「あなたとはいつもこの時間に会う気がする。」

後ろの縁に腰かけている武士に言うと、武士はハッと顔をあげて、そうでござろうかとほっこりと微笑んだ。雀が合唱するかのように空を飛ぶ中、わたしと武士は隣に座り合って他愛もない話をするのが日常だ。けれど彼は武士、戦事になればこの密会も一時中断となる。この間は怪我を作ってこの密会に現れた。
「今日は土産物があるでござる。しかし気に入るかどうか…」「どれ?」武士がわたしの目の前に出したのは甲斐の有名は茶菓子であり、とても商人でも農民でも買えない品物だった。名高い武将でないと買えないものだ。

「この団子は甲斐一、とても美味しい。」
「…さすが武士様…」
「さあ、どうぞ食べてほしい。そなたと食べるために持ってきた。」

この幸せが続けばいいのだけれどそうもいかない。幸せそうに団子を頬張る武士は、とても綺麗だった。気分が悪くなり視線を落とすと、武士はどうなされたと表情を窺いに掛った。わたしはとてもじゃないが顔が上げられなくて、更に顔を隠すように肩を上げ恥ずかしさに押し潰されそうになってもつらさに押し潰されそうになっても顔を上げようとはしない。

「どうなされた?」
「…いえ、なんでもない。もう少しで仕事の時間になるから、寂しいなって。」
「あ……そ、そうか。それではまた、明日もここへ、」
「うん、そうだね。」
「うむ、とても愉しい時間であった。」



今日は月がない。わたしが行動するにはとても楽であった。この屋敷には見張りの数人しかいない、潜入するにこんなに楽な仕事はないであろうと思った。落ちていた小石を見張りの近くに転がしたが、見張りは音に気付きながらも辺りを見渡すことはしない、どうも腕の立つ者ではないようだ。わたしの主は無謬である。自分の主を誇りに思う。見張りを越して屋敷に忍んだ。数人の忍びの気配もあるが、わたしだって幾度このような場面に対立しているのだから慣れたものだ。今日の任務は武田の書物を盗みに入るだけだが、その書物がどうも重要なものらしかった。忍に会ったら殺すしかない。

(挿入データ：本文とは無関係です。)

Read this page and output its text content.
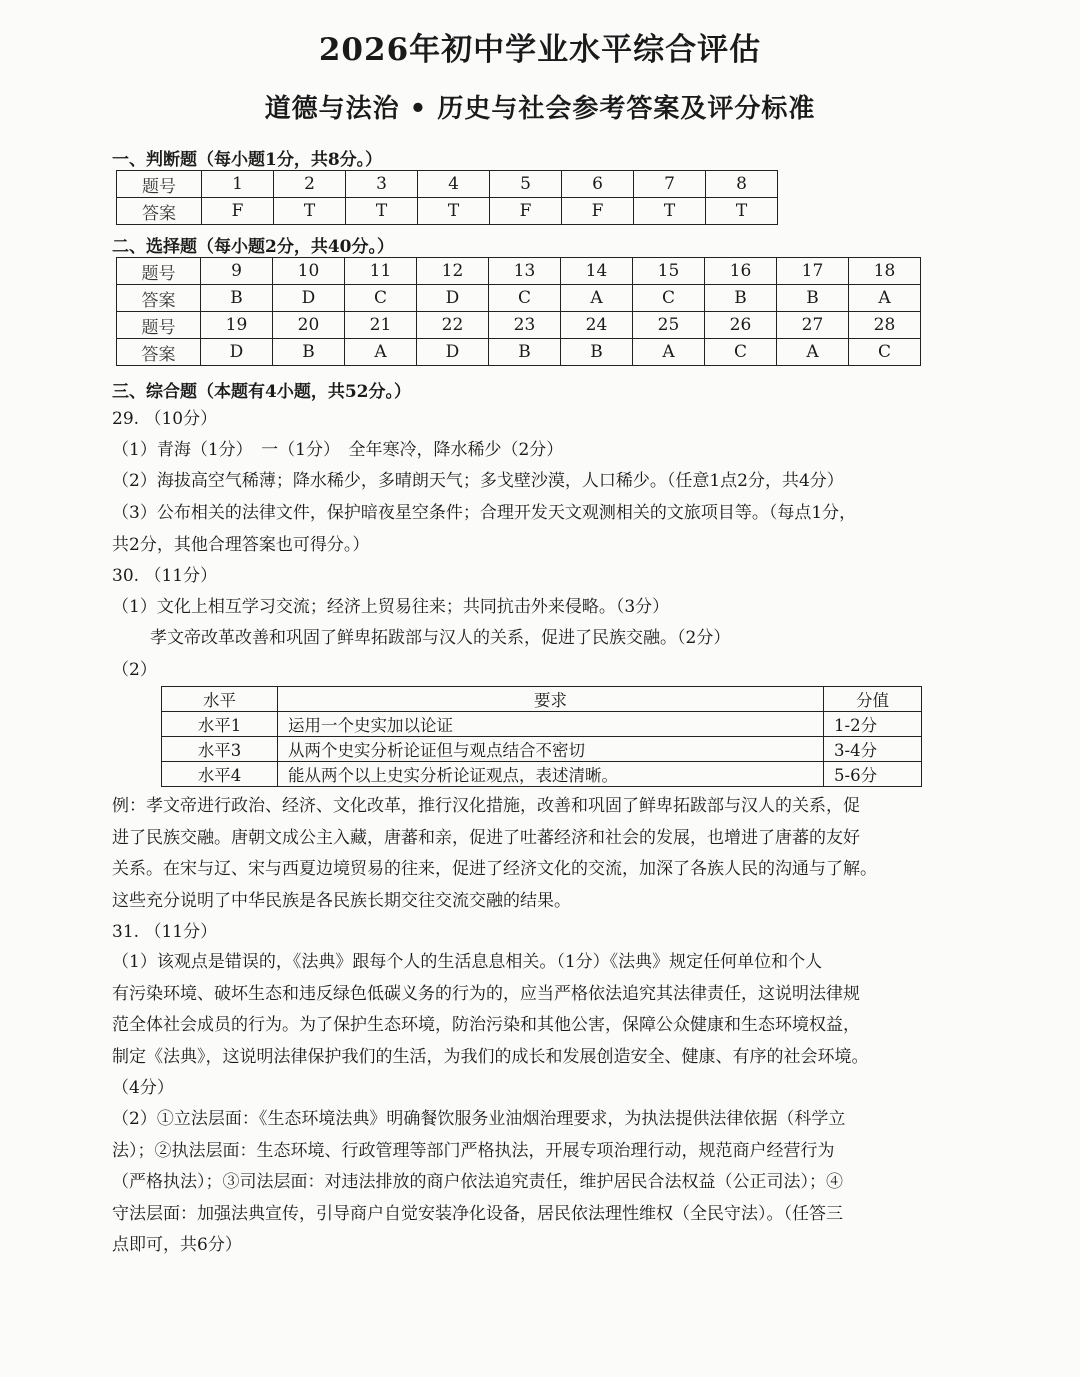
2026年初中学业水平综合评估
道德与法治 • 历史与社会参考答案及评分标准
一、判断题（每小题1分，共8分。）
题号	1	2	3	4	5	6	7	8
答案	F	T	T	T	F	F	T	T
二、选择题（每小题2分，共40分。）
题号	9	10	11	12	13	14	15	16	17	18
答案	B	D	C	D	C	A	C	B	B	A
题号	19	20	21	22	23	24	25	26	27	28
答案	D	B	A	D	B	B	A	C	A	C
三、综合题（本题有4小题，共52分。）
29. （10分）
（1）青海（1分）　一（1分）　全年寒冷，降水稀少（2分）
（2）海拔高空气稀薄；降水稀少，多晴朗天气；多戈壁沙漠，人口稀少。（任意1点2分，共4分）
（3）公布相关的法律文件，保护暗夜星空条件；合理开发天文观测相关的文旅项目等。（每点1分，
共2分，其他合理答案也可得分。）
30. （11分）
（1）文化上相互学习交流；经济上贸易往来；共同抗击外来侵略。（3分）
孝文帝改革改善和巩固了鲜卑拓跋部与汉人的关系，促进了民族交融。（2分）
（2）
水平	要求	分值
水平1	运用一个史实加以论证	1-2分
水平3	从两个史实分析论证但与观点结合不密切	3-4分
水平4	能从两个以上史实分析论证观点，表述清晰。	5-6分
例：孝文帝进行政治、经济、文化改革，推行汉化措施，改善和巩固了鲜卑拓跋部与汉人的关系，促
进了民族交融。唐朝文成公主入藏，唐蕃和亲，促进了吐蕃经济和社会的发展，也增进了唐蕃的友好
关系。在宋与辽、宋与西夏边境贸易的往来，促进了经济文化的交流，加深了各族人民的沟通与了解。
这些充分说明了中华民族是各民族长期交往交流交融的结果。
31. （11分）
（1）该观点是错误的，《法典》跟每个人的生活息息相关。（1分）《法典》规定任何单位和个人
有污染环境、破坏生态和违反绿色低碳义务的行为的，应当严格依法追究其法律责任，这说明法律规
范全体社会成员的行为。为了保护生态环境，防治污染和其他公害，保障公众健康和生态环境权益，
制定《法典》，这说明法律保护我们的生活，为我们的成长和发展创造安全、健康、有序的社会环境。
（4分）
（2）①立法层面：《生态环境法典》明确餐饮服务业油烟治理要求，为执法提供法律依据（科学立
法）；②执法层面：生态环境、行政管理等部门严格执法，开展专项治理行动，规范商户经营行为
（严格执法）；③司法层面：对违法排放的商户依法追究责任，维护居民合法权益（公正司法）；④
守法层面：加强法典宣传，引导商户自觉安装净化设备，居民依法理性维权（全民守法）。（任答三
点即可，共6分）
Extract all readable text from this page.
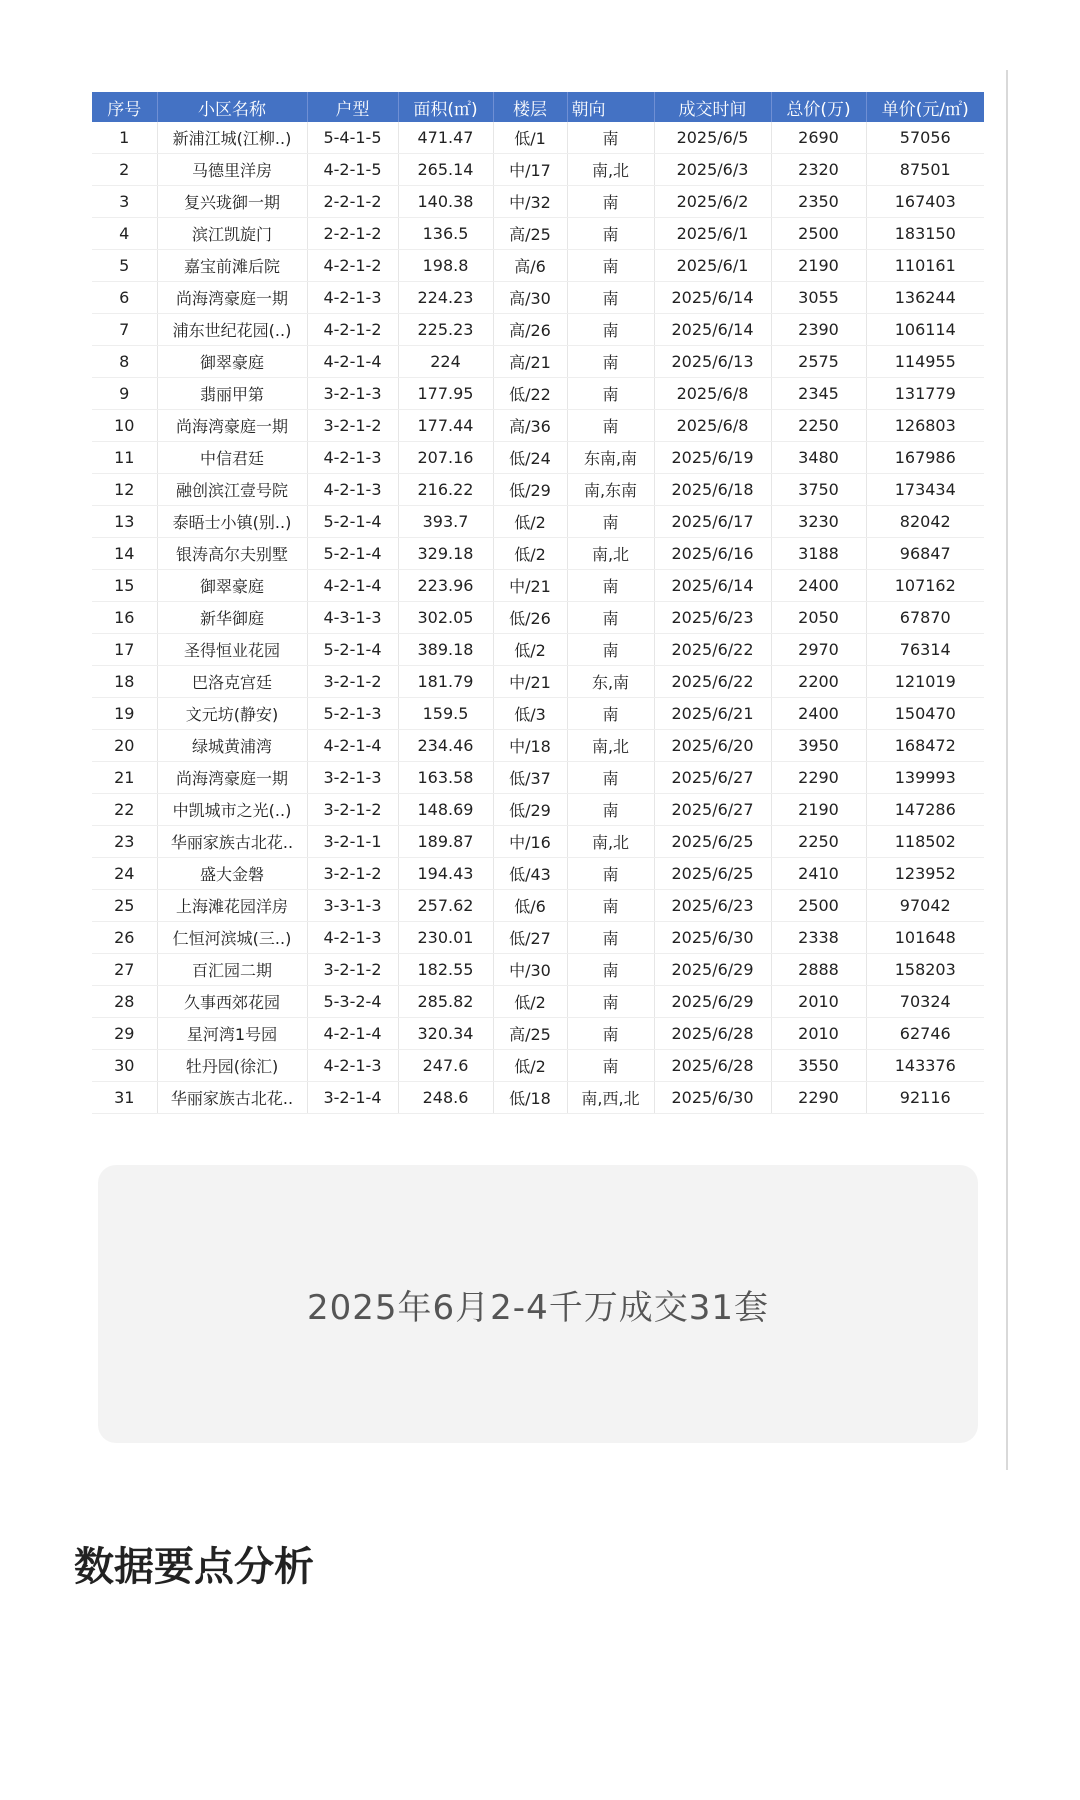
序号	小区名称	户型	面积(㎡)	楼层	朝向	成交时间	总价(万)	单价(元/㎡)
1	新浦江城(江柳..)	5-4-1-5	471.47	低/1	南	2025/6/5	2690	57056
2	马德里洋房	4-2-1-5	265.14	中/17	南,北	2025/6/3	2320	87501
3	复兴珑御一期	2-2-1-2	140.38	中/32	南	2025/6/2	2350	167403
4	滨江凯旋门	2-2-1-2	136.5	高/25	南	2025/6/1	2500	183150
5	嘉宝前滩后院	4-2-1-2	198.8	高/6	南	2025/6/1	2190	110161
6	尚海湾豪庭一期	4-2-1-3	224.23	高/30	南	2025/6/14	3055	136244
7	浦东世纪花园(..)	4-2-1-2	225.23	高/26	南	2025/6/14	2390	106114
8	御翠豪庭	4-2-1-4	224	高/21	南	2025/6/13	2575	114955
9	翡丽甲第	3-2-1-3	177.95	低/22	南	2025/6/8	2345	131779
10	尚海湾豪庭一期	3-2-1-2	177.44	高/36	南	2025/6/8	2250	126803
11	中信君廷	4-2-1-3	207.16	低/24	东南,南	2025/6/19	3480	167986
12	融创滨江壹号院	4-2-1-3	216.22	低/29	南,东南	2025/6/18	3750	173434
13	泰晤士小镇(别..)	5-2-1-4	393.7	低/2	南	2025/6/17	3230	82042
14	银涛高尔夫别墅	5-2-1-4	329.18	低/2	南,北	2025/6/16	3188	96847
15	御翠豪庭	4-2-1-4	223.96	中/21	南	2025/6/14	2400	107162
16	新华御庭	4-3-1-3	302.05	低/26	南	2025/6/23	2050	67870
17	圣得恒业花园	5-2-1-4	389.18	低/2	南	2025/6/22	2970	76314
18	巴洛克宫廷	3-2-1-2	181.79	中/21	东,南	2025/6/22	2200	121019
19	文元坊(静安)	5-2-1-3	159.5	低/3	南	2025/6/21	2400	150470
20	绿城黄浦湾	4-2-1-4	234.46	中/18	南,北	2025/6/20	3950	168472
21	尚海湾豪庭一期	3-2-1-3	163.58	低/37	南	2025/6/27	2290	139993
22	中凯城市之光(..)	3-2-1-2	148.69	低/29	南	2025/6/27	2190	147286
23	华丽家族古北花..	3-2-1-1	189.87	中/16	南,北	2025/6/25	2250	118502
24	盛大金磐	3-2-1-2	194.43	低/43	南	2025/6/25	2410	123952
25	上海滩花园洋房	3-3-1-3	257.62	低/6	南	2025/6/23	2500	97042
26	仁恒河滨城(三..)	4-2-1-3	230.01	低/27	南	2025/6/30	2338	101648
27	百汇园二期	3-2-1-2	182.55	中/30	南	2025/6/29	2888	158203
28	久事西郊花园	5-3-2-4	285.82	低/2	南	2025/6/29	2010	70324
29	星河湾1号园	4-2-1-4	320.34	高/25	南	2025/6/28	2010	62746
30	牡丹园(徐汇)	4-2-1-3	247.6	低/2	南	2025/6/28	3550	143376
31	华丽家族古北花..	3-2-1-4	248.6	低/18	南,西,北	2025/6/30	2290	92116
2025年6月2-4千万成交31套
数据要点分析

潜入してからは先鋭であった。さすがと武田の忍は腕が立ったが、やはりわたしが勝った。余裕に瓦に腰を下ろして盗んだ書物を装束の中に入れると、後ろにはあの猿飛佐助が手裏剣を両手に持ってわたしを見下ろしている。「どうも。」「…嫌だねえ、女を相手するのは嫌いなんだよなあ」「それを平気でしちゃうのが猿飛佐助。わたしはこれにて。」真田幸村の居室に目を向けた。あそこには真田幸村がいる。素早く猿飛から体を背け、真田幸村の居室の障子を開けた。そこには着流し服で槍を持つ真田幸村の姿があった。この騒ぎの声を聞いて起きたのだろう、後ろでは旦那旦那と叫ぶ猿飛の声がし真田幸村は槍を握る力を強めた。装束から書物を真田幸村に見せ、「確かに」と告げて真田幸村に背中を見せた。こんなに堂々としている忍はいるのだろうか、こうして盗んだ書物を武将に見せる忍が。



「今日はいつもより遅いんだね」
「あ、ああ…晩に忍が屋敷へ入って大変だった…」
「忍の者が…それは大変…。」
「どこの忍なのかもわからず野放しにしてしまった。配下の忍に任せているのだが」
「武士さん、もしや、あの真田幸村では…」
「……い、いえ!そ、そっ……」

武士の焦りようはとても戦での猛々しさの面影がない。顔を真っ青にしている武士に笑いかけると、武士も段々と微笑んだ。自分が真田幸村だということに触れないでいる。わたしは「お忙しいようで」と多義の意味を含んで武士に言い放った。武士は眉を下げ、頭を掻きながら「面目ないでござる。」と言った。よもやわたしがその忍であることにこの武士にはわからないだろう。武士の近くに寄り添って腕に頭を預けると武士は体を跳ねさせて吃りながらわたしの名を呼んだ。

「武士様。わたしは、あなたをお慕いしています。どうか今だけこうさせてください。」

簡単だった。わたしはそこらの忍ではない、くノ一ななのだ。人を嘲笑いながら気を引くことだって、殺すことだって、難なくやり遂げることができる。「…そ、某も、某も、」幸福だった。この気持ちは嘘偽りがないのだから。